To be fair, some of the issues around higher education — such as the exorbitantly high cost in some countries, and the fact that it still feels like a largely elitist endeavor with the odds of students gaining acceptance and achieving in top universities still in favor of too-small a privileged subset of families — cannot be completely tied to the development of online learning courses powered by for-profit companies.

And you could also argue that this was bound to be the next step, given how technology has evolved across all of education, and the fact that ed tech is not a core competency for many institutions.

One of the potential positives that comes out of online degree programs is that it gives opportunities to a much wider group of would-be students, and mass market is something that Trilogy knows: it has to date already provided courses for 20,000 people and 1,200 instructors across 120 programs, it says, with an emphasis on practical skills to bring up local workforces, and working with universities to build these courses and connecting with big companies — customers include Google, Microsoft, and Bank of America — to deliver them.

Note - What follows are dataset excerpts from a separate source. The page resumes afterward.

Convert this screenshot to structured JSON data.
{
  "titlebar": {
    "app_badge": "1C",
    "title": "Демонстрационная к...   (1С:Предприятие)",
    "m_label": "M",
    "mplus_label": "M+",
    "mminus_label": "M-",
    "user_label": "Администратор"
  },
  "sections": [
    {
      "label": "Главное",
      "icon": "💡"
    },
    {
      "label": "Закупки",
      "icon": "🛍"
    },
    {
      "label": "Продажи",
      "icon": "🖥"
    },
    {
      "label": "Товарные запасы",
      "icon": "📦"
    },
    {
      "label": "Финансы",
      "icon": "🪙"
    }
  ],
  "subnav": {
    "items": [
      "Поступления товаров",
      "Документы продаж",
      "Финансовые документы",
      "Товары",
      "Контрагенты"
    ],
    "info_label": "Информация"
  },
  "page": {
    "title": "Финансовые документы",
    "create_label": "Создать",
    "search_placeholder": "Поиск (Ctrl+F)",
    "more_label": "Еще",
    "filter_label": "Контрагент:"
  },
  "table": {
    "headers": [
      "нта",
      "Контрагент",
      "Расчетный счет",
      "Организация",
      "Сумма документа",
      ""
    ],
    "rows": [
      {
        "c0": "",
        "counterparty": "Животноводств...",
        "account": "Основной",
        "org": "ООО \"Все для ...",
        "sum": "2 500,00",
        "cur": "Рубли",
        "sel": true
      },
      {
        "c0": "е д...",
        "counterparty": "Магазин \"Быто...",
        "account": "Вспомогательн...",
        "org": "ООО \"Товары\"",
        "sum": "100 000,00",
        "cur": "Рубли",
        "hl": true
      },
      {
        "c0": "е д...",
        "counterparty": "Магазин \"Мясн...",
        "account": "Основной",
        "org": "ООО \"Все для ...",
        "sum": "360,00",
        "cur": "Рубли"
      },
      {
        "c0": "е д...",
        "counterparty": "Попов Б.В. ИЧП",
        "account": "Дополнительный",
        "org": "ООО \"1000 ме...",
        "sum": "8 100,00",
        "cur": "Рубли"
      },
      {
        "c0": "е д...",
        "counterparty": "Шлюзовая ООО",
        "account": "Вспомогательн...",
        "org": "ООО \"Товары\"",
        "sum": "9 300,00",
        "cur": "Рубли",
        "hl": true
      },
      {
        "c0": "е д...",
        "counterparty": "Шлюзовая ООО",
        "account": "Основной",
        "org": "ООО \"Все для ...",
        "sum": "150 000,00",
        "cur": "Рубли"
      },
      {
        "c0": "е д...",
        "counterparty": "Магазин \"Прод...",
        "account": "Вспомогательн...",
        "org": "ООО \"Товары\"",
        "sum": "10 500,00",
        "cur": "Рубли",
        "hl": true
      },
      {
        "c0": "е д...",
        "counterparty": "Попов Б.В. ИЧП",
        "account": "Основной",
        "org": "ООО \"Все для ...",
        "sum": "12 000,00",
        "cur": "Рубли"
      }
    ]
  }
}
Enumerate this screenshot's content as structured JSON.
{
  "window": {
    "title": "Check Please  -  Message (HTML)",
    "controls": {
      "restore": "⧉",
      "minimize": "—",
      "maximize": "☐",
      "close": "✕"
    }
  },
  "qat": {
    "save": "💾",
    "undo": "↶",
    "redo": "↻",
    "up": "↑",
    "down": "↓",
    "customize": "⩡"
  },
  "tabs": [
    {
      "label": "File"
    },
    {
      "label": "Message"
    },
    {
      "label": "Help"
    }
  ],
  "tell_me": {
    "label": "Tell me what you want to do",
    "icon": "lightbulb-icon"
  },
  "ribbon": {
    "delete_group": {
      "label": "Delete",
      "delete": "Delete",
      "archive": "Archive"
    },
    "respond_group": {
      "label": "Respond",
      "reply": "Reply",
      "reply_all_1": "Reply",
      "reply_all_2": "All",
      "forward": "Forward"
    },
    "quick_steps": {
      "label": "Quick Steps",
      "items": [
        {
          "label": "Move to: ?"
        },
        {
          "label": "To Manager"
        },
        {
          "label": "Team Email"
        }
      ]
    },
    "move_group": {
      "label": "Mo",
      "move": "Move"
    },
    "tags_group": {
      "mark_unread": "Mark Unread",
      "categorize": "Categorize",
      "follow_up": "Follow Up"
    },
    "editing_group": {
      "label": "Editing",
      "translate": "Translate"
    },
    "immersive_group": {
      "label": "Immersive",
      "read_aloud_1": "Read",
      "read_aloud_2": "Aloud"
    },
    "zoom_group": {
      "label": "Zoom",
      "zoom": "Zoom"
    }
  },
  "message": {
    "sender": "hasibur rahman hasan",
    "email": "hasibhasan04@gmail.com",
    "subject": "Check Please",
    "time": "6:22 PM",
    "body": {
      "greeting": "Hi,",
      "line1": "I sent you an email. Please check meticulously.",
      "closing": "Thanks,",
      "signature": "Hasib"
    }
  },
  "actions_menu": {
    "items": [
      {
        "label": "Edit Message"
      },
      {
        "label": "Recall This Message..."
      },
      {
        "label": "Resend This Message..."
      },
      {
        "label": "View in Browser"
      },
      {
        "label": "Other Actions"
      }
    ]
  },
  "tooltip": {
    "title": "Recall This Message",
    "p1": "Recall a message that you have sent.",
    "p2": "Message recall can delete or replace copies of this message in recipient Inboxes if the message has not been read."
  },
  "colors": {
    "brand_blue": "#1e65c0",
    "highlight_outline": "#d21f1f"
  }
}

“By joining forces with 2U, Trilogy Education can empower universities to reach more students, in more places, throughout more of their lives, while driving positive economic ​impact in their local regions,” Trilogy Education CEO and Founder Dan Sommer said in a statement. “Trilogy and 2U share a belief that universities are critical to lifelong learning and to meeting the workforce development needs of local economies both domestically and internationally, and we’re proud to further our mission and continue this important work as part of the 2U family.